Mullis, devenu célèbre pour son côté "chercheur non orthodoxe" (c'est comme ça qu'on appelle tous les chercheurs qui ne cadrent pas avec le stéréotype du vieux scientifique sexagénaire barbu avec des lunettes à double foyer), en profita pour augmenter son degré de bizarrerie d'un ou deux crans. Dans une interview pour le magazine Spin (sorte d'équivalent américain de Science & Vie), il déclara que l'origine du SIDA n'était pas à chercher au niveau viral, mais plus au niveau des homosexuels (mais qu'est-ce qu'ils ont les prix Nobel avec l'homosexualité ?), en se basant sur l'irréfutable équation : plus d'homosexuels au vingtième siècle + le SIDA est apparut au vingtième siècle = l'homosexualité provoque le SIDA. Il écrira plus tard dans son autobiographie qu'en fait l'épidémie de SIDA est le résultat d'un complot impliquant le gouvernement, les scientifiques et même les écologistes histoire de faire bonne mesure. A moins que ce ne soit les extra-terrestres, les responsables.

Mais ce n'était pas tout. Décidant qu'être lauréat du prix Nobel de chimie signifie qu'il était désormais un spécialiste dans tous les domaines n'ayant que peu à voir avec la chimie, il affirma également que le réchauffement climatique n'avait rien à voir avec l'homme, que l'astrologie c'est pas du flanc, qu'O.J. Simpson est innocent, que le livre d'Urantia*** c'est pour de vrai et que les extra-terrestres nous rendent visite régulièrement. Et ça, il le sait, il en a rencontré un. Plus précisément, il a rencontré, une nuit de 1985, un raton-laveur brillant dans le noir qui lui a dit "bonsoir docteur", ce a quoi le docteur Mullis a répondu "hello" (oui, je sais, c'est pas transcendant, comme dialogue avec un ziti). D'après Kary, ce raton-laveur était une sorte de "projection holographique" qui n'avait rien à voir avec sa consommation de LSD, rien du tout du tout.

A savoir aussi que Kary Mullis n'apprécie pas trop qu'on remette son autorité en question, encore moins qu'on lui pose des questions trop précises sur les sujets sur lesquels il délire, ou qu'on lui fasse remarquer que son domaine d'expertise est la chimie et que lesdits sujets sont sans rapport. Peu importe ! Il a raison parce qu'il a un prix Nobel, merde !


* Authentique. [1][2][3][4]
** On notera que cette hypothèse de base était déjà peu logique.

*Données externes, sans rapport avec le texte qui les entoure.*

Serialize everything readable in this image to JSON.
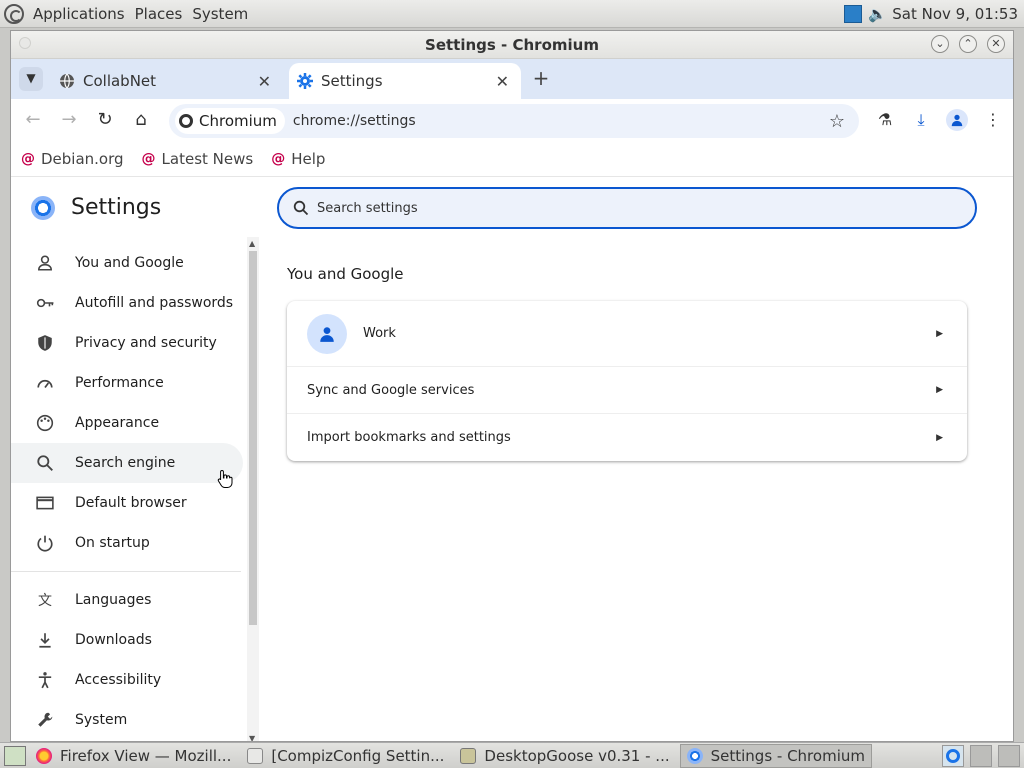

Avec le même raisonnement, je pourrais dire que les métaux lourds sont bénéfiques pour l'organisme, vu que nous avons naturellement dans notre corps.
*** Pour ceux qui ont la chance de ne pas connaître, il s'agit en gros de la Bible version New Age avec des extra-terrestres à la place des anges et où l'on apprend notamment que Jesus était un ziti. A lire à ce sujet : Urantia, The Great Cult Mystery de Martin Gardner (non traduit en français, à ma connaissance).

1 commentaire:

  1. Il en manque un petit au palmarès.

    Fritz Haber.
    Prix Nobel de chimie, nationaliste allemand convaincu, superviseur des attaques au gaz pendant la 1ere Guerre Mondiale, inventeur d'un excellent insecticide (le Zyklon...) qui a été très utile à l'humanité en sa version A, et beaucoup moins en sa version B, et capable d'engloutir des millions de marks dans la recheche de l'extraction de l'or depuis les océans. Ah, et soupçonné d'avoir "suicidé" sa femme.
    ironie cosmique : Haber était juif à l'origine et une partie de sa famille goutera à la version B de l'insecticide de tonton Fritz.

    Y a un excellent e-penser (pléonasme quand tu nous tiens) sur ce charmant bonhomme.